Q. I am 19 and tore my ACL playing soccer. I want to remain active and keep playing sports. The doctor said I would need surgery to reconstruct a new ACL.
He gave me a choice of using my own kneecap tendon or hamstring tendons to make the new ligament or said I could use a graft from a cadaver to make a ligament. I was hoping that the surgeon could just fix the ACL; however, since that is not an option, what would be my best graft choice?
A: The anterior cruciate ligament (ACL) is a ligament in the knee that is important for stability in pivoting or twisting activities.

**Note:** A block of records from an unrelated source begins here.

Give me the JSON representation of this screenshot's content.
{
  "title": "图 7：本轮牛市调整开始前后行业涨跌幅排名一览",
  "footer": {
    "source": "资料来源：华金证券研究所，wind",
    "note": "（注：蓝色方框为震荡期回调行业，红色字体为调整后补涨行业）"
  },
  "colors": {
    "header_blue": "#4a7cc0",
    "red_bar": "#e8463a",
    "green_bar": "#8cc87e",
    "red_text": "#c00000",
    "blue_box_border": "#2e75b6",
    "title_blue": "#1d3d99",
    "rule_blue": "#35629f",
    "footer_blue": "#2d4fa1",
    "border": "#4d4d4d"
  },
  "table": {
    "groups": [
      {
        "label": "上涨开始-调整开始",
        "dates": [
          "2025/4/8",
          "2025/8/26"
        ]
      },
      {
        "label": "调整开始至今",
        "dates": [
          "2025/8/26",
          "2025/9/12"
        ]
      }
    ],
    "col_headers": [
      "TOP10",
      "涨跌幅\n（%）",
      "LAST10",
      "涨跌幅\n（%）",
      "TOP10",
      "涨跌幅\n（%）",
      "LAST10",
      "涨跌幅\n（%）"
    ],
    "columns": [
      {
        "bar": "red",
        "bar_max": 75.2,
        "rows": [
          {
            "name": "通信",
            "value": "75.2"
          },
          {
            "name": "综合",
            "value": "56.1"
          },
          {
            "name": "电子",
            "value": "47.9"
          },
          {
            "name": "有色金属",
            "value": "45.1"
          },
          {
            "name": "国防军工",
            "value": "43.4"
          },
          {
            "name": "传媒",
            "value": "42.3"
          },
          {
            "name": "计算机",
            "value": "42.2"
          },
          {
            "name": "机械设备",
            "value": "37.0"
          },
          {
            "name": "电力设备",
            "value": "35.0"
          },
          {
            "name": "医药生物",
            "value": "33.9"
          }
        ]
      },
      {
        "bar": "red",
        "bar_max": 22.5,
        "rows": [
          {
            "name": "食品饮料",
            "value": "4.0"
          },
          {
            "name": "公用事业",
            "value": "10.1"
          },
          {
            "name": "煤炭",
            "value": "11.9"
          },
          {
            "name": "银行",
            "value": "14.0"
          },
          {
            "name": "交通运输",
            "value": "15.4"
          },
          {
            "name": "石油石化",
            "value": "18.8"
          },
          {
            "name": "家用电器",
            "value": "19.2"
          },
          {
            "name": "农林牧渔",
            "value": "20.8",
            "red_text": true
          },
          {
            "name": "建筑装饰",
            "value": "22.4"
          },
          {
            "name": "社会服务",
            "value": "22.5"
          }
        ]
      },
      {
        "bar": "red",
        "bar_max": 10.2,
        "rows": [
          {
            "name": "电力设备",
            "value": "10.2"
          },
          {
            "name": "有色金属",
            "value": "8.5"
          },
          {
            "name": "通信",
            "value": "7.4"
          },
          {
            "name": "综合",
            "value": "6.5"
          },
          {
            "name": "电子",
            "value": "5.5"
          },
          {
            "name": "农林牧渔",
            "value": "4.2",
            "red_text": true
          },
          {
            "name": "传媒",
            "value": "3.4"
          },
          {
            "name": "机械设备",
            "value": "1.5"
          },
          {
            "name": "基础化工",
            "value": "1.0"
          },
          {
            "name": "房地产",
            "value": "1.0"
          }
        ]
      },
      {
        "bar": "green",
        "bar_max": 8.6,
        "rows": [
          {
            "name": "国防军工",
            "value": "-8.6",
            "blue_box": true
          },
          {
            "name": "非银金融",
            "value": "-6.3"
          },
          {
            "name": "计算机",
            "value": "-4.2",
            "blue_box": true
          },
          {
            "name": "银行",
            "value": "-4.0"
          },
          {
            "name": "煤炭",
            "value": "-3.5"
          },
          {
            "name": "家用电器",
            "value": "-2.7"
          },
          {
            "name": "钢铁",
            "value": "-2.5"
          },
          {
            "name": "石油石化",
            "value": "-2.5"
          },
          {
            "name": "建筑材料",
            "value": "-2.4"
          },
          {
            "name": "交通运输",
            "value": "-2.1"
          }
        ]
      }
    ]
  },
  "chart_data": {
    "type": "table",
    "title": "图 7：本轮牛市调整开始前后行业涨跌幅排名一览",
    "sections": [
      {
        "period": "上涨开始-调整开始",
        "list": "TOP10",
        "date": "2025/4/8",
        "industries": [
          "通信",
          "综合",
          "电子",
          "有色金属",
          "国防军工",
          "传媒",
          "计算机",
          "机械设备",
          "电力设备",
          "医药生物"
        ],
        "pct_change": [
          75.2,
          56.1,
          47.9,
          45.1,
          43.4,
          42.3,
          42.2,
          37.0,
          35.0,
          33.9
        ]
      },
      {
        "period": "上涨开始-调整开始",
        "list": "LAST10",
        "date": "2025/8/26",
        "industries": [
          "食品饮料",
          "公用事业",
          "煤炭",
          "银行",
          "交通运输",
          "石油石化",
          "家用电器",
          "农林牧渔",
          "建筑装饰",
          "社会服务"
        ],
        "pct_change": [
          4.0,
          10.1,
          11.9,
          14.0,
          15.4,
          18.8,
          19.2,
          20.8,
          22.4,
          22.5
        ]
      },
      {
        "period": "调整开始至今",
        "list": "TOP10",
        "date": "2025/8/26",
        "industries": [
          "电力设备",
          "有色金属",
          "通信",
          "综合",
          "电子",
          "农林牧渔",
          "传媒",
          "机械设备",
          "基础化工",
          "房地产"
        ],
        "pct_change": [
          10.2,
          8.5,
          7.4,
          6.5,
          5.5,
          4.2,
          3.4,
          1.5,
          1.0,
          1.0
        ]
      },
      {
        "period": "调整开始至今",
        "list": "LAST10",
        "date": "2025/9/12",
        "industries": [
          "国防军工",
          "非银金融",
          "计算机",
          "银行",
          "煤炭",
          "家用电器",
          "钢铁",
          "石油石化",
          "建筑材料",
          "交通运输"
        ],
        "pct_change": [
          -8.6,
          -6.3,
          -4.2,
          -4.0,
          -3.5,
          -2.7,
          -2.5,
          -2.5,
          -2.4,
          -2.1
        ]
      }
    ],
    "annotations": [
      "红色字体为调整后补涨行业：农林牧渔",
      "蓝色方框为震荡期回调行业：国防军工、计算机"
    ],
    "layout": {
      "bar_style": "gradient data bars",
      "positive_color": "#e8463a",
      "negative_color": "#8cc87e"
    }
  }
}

If the ACL is torn, it does not have an adequate blood supply to heal, thus it cannot be fixed. The advantage of using your own middle third of the kneecap tendon for a graft is that it is strong and usually works well. The downside is that it can be a more painful procedure that can also lead to kneecap arthritis in about 10 years.
Using two of your own hamstring tendons also works well, but in some patients permanent hamstring muscle weakness and cramping persist.
Using a cadaver patellar tendon graft has the advantage of being minimally invasive and not weakening your tendons. The downside is a one-in-a-million chance of disease transmission and a mildly greater risk of re-tear.
Generally, all of these graft choices work well if the graft is properly positioned by a skilled orthopedic surgeon. The post-op rehab program is also a key to surgical success.